The Department of City Planning has officially launched the requisite public review process for 960 Franklin Avenue, a contentious high-rise development in Crown Heights, Brooklyn. The proposal includes two 39-story buildings flanked by several additional volumes ranging from 16 to 20 stories.
Developers behind the proposals include Bruce Eichner’s Continuum Company and Lincoln Equities Group of Rutherford, NJ. Before the project can break ground, the developers would need to acquire special zoning permits to allow for greater residential density, overall height, and a waiver of typical parking requirements for a development of this scale.
Existing proposals specify the construction of 1,578 apartments including around 780 income restricted and affordable units for medium- to extremely low-income households, over 20,000 square feet of retail space, and 9,678 square feet of unspecified community facilities.

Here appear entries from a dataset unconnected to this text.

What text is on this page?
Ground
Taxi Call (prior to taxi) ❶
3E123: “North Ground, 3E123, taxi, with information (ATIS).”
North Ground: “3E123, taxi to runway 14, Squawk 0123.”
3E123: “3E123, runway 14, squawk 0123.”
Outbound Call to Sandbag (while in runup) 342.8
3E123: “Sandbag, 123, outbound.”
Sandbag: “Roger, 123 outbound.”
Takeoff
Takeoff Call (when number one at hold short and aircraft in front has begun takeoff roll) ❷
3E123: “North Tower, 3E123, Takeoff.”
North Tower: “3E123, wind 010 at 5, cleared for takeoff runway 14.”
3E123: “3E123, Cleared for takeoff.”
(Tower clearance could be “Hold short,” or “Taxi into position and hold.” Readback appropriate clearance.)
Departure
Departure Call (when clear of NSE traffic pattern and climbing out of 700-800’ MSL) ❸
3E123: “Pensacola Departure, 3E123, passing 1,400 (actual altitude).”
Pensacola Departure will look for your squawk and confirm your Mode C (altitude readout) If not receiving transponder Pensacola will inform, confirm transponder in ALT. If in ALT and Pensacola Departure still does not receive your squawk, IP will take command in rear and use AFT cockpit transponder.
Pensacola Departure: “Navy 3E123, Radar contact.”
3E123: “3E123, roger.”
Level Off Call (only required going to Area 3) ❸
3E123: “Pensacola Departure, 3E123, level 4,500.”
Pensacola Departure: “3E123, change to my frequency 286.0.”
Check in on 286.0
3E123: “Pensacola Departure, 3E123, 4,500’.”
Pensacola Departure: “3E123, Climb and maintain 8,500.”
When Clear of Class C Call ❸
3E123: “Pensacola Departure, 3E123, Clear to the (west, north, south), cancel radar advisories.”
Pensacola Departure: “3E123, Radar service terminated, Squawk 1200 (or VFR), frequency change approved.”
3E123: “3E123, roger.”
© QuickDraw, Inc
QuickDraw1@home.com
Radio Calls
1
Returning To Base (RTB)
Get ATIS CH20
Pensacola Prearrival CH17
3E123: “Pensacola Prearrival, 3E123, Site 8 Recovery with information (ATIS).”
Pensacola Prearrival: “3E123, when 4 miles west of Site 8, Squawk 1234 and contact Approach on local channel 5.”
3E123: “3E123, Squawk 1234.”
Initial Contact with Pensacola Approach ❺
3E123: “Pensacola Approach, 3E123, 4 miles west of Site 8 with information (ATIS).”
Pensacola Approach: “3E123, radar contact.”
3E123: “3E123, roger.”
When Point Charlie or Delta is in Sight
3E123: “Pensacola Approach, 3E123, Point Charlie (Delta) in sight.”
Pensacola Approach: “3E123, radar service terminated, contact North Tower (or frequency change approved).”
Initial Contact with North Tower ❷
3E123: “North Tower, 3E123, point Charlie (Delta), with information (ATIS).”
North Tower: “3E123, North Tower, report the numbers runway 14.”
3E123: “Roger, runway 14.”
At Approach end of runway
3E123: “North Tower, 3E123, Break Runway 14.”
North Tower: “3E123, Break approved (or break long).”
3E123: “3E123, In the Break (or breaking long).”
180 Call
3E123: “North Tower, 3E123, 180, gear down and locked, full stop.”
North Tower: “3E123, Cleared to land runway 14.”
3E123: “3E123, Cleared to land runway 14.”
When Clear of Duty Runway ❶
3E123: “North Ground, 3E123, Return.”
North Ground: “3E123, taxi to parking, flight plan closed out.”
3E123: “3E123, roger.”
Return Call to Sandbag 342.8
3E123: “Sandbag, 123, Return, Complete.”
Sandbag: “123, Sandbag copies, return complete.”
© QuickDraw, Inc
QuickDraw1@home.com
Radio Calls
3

The development would also include two separate parking garages. The entire development would comprise just under 1.4 million square feet.

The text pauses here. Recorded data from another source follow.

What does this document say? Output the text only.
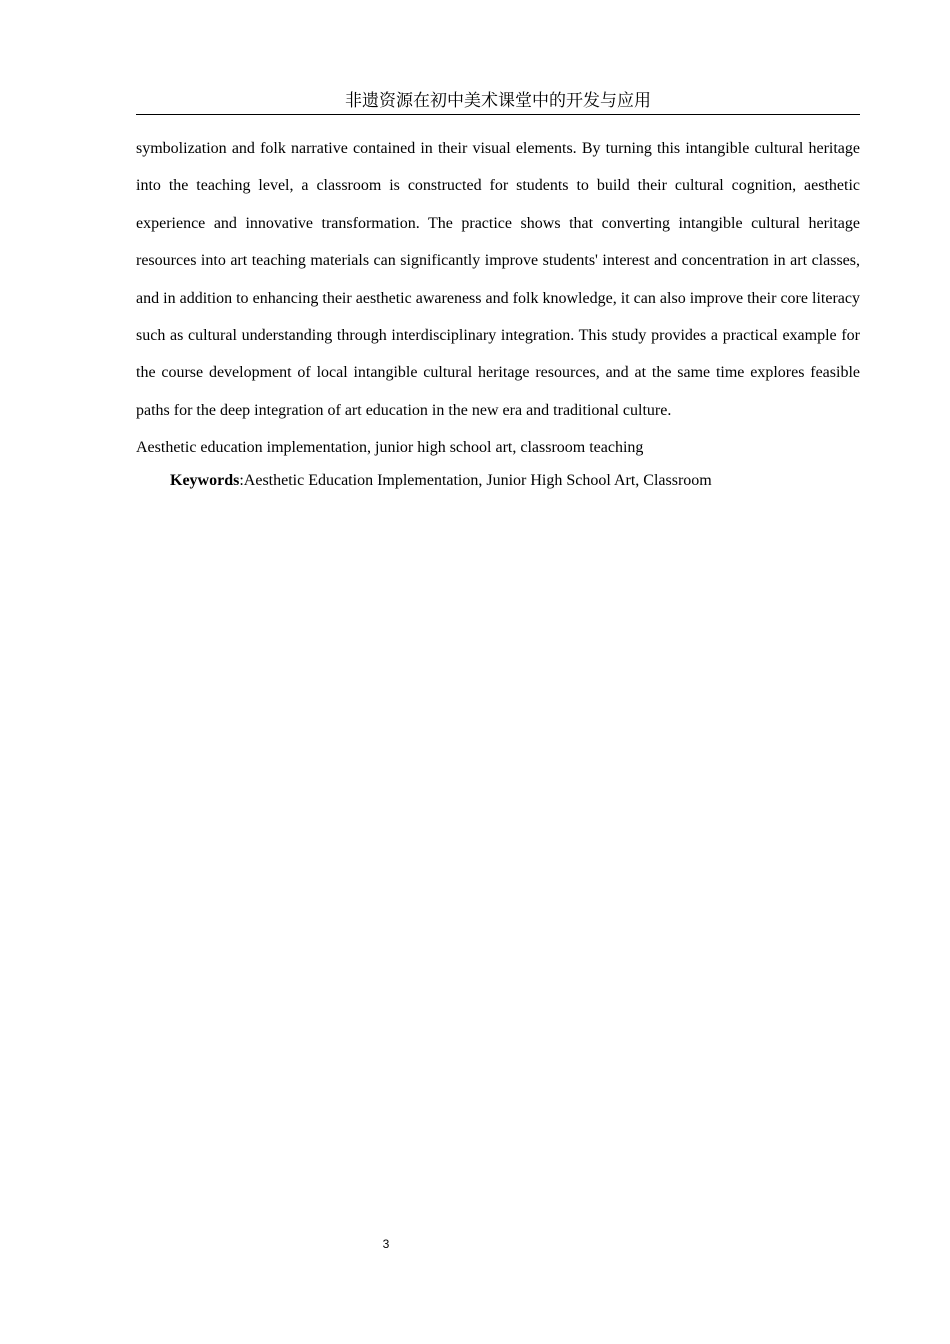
非遗资源在初中美术课堂中的开发与应用

symbolization and folk narrative contained in their visual elements. By turning this intangible cultural heritage into the teaching level, a classroom is constructed for students to build their cultural cognition, aesthetic experience and innovative transformation. The practice shows that converting intangible cultural heritage resources into art teaching materials can significantly improve students' interest and concentration in art classes, and in addition to enhancing their aesthetic awareness and folk knowledge, it can also improve their core literacy such as cultural understanding through interdisciplinary integration. This study provides a practical example for the course development of local intangible cultural heritage resources, and at the same time explores feasible paths for the deep integration of art education in the new era and traditional culture.

Aesthetic education implementation, junior high school art, classroom teaching

Keywords:Aesthetic Education Implementation, Junior High School Art, Classroom
3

In letters dated December 4 and 20, 2017, the Landmarks Preservation Commission indicated that the development site does not have archaeological significance and that the commission “did not have interest in preserving the on-site buildings” that will be demolished if the project is allowed to proceed.

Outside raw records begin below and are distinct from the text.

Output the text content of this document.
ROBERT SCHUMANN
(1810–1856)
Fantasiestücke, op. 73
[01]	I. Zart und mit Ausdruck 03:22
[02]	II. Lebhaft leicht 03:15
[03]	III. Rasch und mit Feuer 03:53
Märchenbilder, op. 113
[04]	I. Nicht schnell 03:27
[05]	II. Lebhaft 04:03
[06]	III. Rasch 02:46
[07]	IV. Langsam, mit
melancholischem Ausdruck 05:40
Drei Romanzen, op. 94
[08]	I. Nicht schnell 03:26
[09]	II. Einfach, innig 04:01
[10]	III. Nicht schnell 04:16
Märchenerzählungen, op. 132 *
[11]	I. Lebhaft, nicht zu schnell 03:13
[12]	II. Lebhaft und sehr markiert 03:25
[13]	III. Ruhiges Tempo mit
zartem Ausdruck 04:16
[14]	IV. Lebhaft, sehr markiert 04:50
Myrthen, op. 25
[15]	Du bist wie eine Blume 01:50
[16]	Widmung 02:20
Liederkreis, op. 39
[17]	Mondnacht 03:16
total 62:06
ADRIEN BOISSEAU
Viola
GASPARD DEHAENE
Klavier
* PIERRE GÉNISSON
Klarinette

Leading arguments against the development cite the anticipated shadows that would extend over a sizable portion of the Brooklyn Botanic Gardens. Located just 200 feet away from the historic gardens, shadows from the proposed development are anticipated to affect a total of 23 greenhouses and nurseries. Mayor Bill de Blasio recently flip-flopped against the development after initially commenting that he felt the project posed no serious detriment to the Botanic Gardens.
If approved, it is expected that development would be constructed in approximately four years following necessary approvals. Completion and occupancy could be expected as early as 2024.